Me in my Tam O Shanter from when I was a part-time soldier (photo: James Kemp)

Bonny Mary O’ Argyll is a song I remember being sung at (grown-up) parties when I was growing up. I also remember singing it with gusto from the back of army four tonners when I went on exercise with 207 Battery RA, AKA the Glasgow gunners.

Some years ago I spent ages years ago trying to find all the words, to no avail. However a more recent search showed loads of videos. It seems that filming your old army pals singing it in the pub has become a thing, so I was able to decipher some of the words from a bunch of Arglls veterans on youtube!

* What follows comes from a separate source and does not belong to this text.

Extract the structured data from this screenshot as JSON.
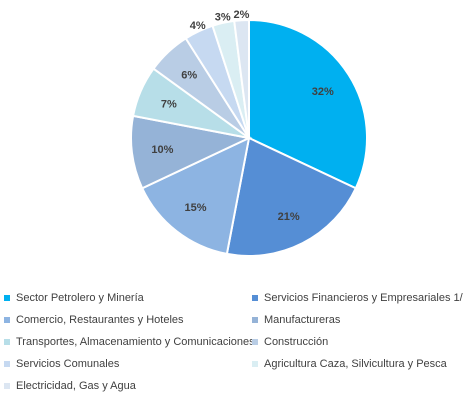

There’s another traditional folk song also called Bonny Mary O’ Argyll. However this version seems to have started with the Highland Light Infantry who had their depot in Maryhill Barracks. It seems to have spread to other regiments in the 1950s and 1960s. I guess national service also brought it back to civilians, because most of the people in my parents generation knew it when I was growing up in the 1970s and early 1980s.

More Verses

I recall there being a couple more verses to Bonny Mary, and from watching several youtube videos there are variations depending on who is singing it. So if you know any different verses for Bonny Mary O’ Argyll please share them in the comments.

Anyway, here is the video that I used to help me remember the lyrics to Bonny Mary O’ Argyll. It’s short and raucous, a load of ex-soldiers (from the Argyll and Sutherland Highlanders who have adopted it as their regimental song) singing in the pub!

Bonny Mary O’ Argyll

Hey you the wee man with the big stick in your hand,
won’t you play me a simple melody
to remind me of the girl I left behind me,
won’t you play a simple melody

Oh I’m coming back Bonny Mary,
I’m coming back to you–
I’m coming back to good old summer town
where the bagpipes are playing auld lang syne
I know she will be waiting to see me with a smile

Oh We’ll roam the hills together,
among the purple heather,
Bonny Mary O Argyll.

Now we held a grand procession and marched before the Queen.
Ten thousand kilted warriors the likes of which you’d never seen.
at first they thought we were Zulus from land beyond the Nile
until they heard us singing Bonny Mary o’ Argyll,

Oh we’re all Scotsmen, everyone’s a Scotsman!
Buffalo Bill fae Maryhill, never worked and never will.
Aye man, believe it if you can,
we’re the hielan jocks wi’ tartan socks, Scotsman everyone!